A comment piece by the redoubtable Ellen t’Hoen in this week’s Lancet illustrates exactly the bind that the pharma industry finds itself in when trying to improve access to medicines in poorer countries.
The piece reviews a judgement by the Indian Patent Office to reverse an earlier decision and grant the U.S. company Gilead a patent for Sovaldi (sofosbuvir), an antiviral for hepatitis C which achieves very high cure rates. t’Hoen does point out that Gilead has licensed out Sovaldi to generic manufacturers to cover 100 low- and middle-income countries, thus allowing those countries to get the medicine at a very low price. However, she then says that the licensing agreement “prohibits the generic companies from supplying these drugs to a number of middle-income countries with a high burden of HCV disease” and suggests that such countries use compulsory licences to access Sovaldi at the same cost as poorer ones.
She ignores the existence of by far the biggest hepatitis C treatment programme in the world, where Gilead is supplying Sovaldi to the Egyptian government at a cost of $900 per course of treatment – only about $400 more than the cost of generic sofosbuvir in India. Clearly Gilead is prepared to discount deeply if there is a large volume of patients available – Egypt has the highest prevalence of hepatitis C in the world, with 14.7% of the population infected.
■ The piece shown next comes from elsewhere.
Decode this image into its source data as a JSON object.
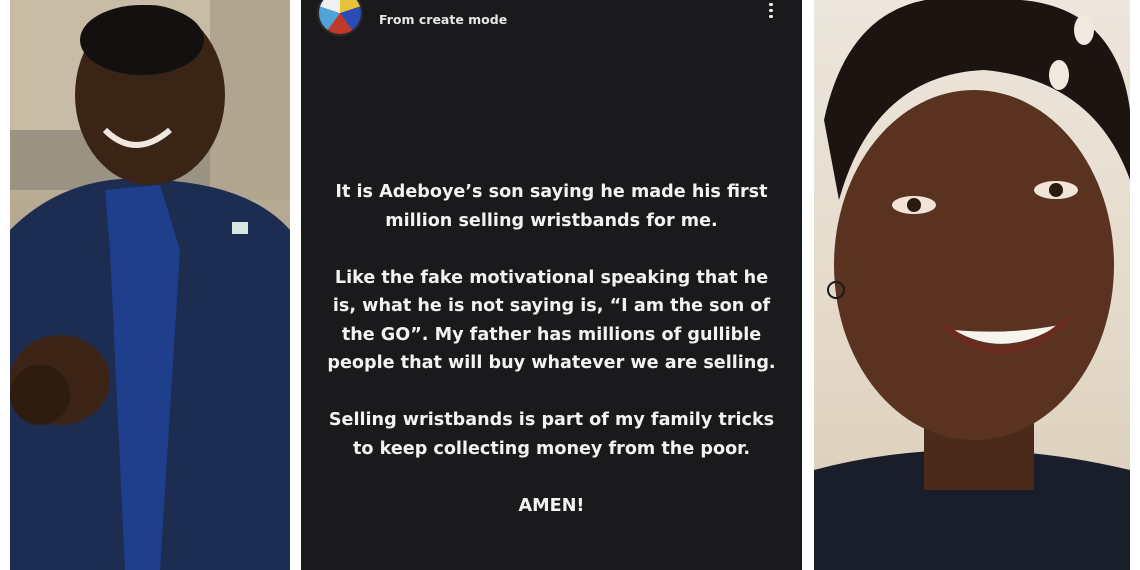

The government’s goal is to use this treatment programme to get that figure below two percent. Is it not fair that a middle-income country such as Egypt should pay a little more than a low-income one?
‘t Hoen then predictably criticises the pricing of Sovaldi in high-income countries, while never mentioning that NICE, the UK pricing authority, has said that Solvadi (at its current UK price of ~£40,000 for a course) is cost-effective, saving tens of thousands in long-term health costs associated with management of cirrhosis and liver transplants.
A classic example of how industry is damned if it does try and improve access, and damned if it doesn’t.